The situation is so weird that even some Metro East Democratic legislators openly worked with the Illinois State Medical Society on a solution last spring – which two years earlier might have resulted in their excommunication from the local party.

Even Governor Blagojevich, who campaigned as a friend of the trial lawyers and placed sole blame on the insurance industry for the med-mal insurance "crisis" during his first year in office, has at least partially changed his tune. The guv revealed last year that his wife’s obstetrician had fled to Wisconsin to avoid her outrageously high med-mal rates, then later appointed a task force to come up with a comprehensive solution.

And now, just a week before the spring session is set to begin, in walked the president.

President Bush promoted his own, federal tort reform package while in Madison County, and used the plight of the region’s physicians as the "tip of the spear" in his fight to persuade Congress to pass his much broader legislation.

But, other than causing Illinois more embarrassment in the national media and giving the minority Republicans more political ammunition, will the president’s visit make much of a difference at the Statehouse?

There was much speculation during the Veto Session that the governor, who most likely covets that big pile of trial lawyer re-election cash, would only kinda sorta support his own commission’s recommendations and then promptly toss the hot potato at the General Assembly. This would set up yet another showdown with trial lawyer friend House Speaker Michael Madigan, who would demand that the governor come out and say exactly where he stood before the House would vote on the proposal.

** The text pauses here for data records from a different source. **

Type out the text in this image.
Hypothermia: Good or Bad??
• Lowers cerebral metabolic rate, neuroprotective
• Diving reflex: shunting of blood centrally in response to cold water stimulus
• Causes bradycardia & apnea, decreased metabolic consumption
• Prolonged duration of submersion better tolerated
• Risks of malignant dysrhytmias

If that’s the scenario, a Bush visit might help force the governor’s hand. But we’re talking about a very skillful evader here, not some run-of-the-mill politico.

Others believe that nothing at all will happen, with or without a high-profile presidential visit. Up until now, they point out, both sides have simply used the issue as a partisan battering ram and purposely avoided coming to any agreement so they can keep the political game alive. According to this argument, as long as the Democrats believe they can win elections without changing the status quo too much, they won’t do much of anything. And as long as the Republicans believe they can use the issue to pick off some Democratic seats, they won’t agree to any compromises. The absence of high-minded, bipartisan legislative compromises in the past decade or two seems to support this theory.

But even some of the trial lawyers’ best legislative friends admit something has to be done, and the trial lawyers’ willingness to give on several major points during the spring session makes it appear that a reasonable solution could be found.

What’s needed, obviously, is real leadership. The governor’s commission report will collect dust alongside all of the other blue ribbon recommendations from bygone years if there is no one at the top pulling all the parties in a single direction. Important, complicated and delicate legislation like this doesn’t magically become law by itself.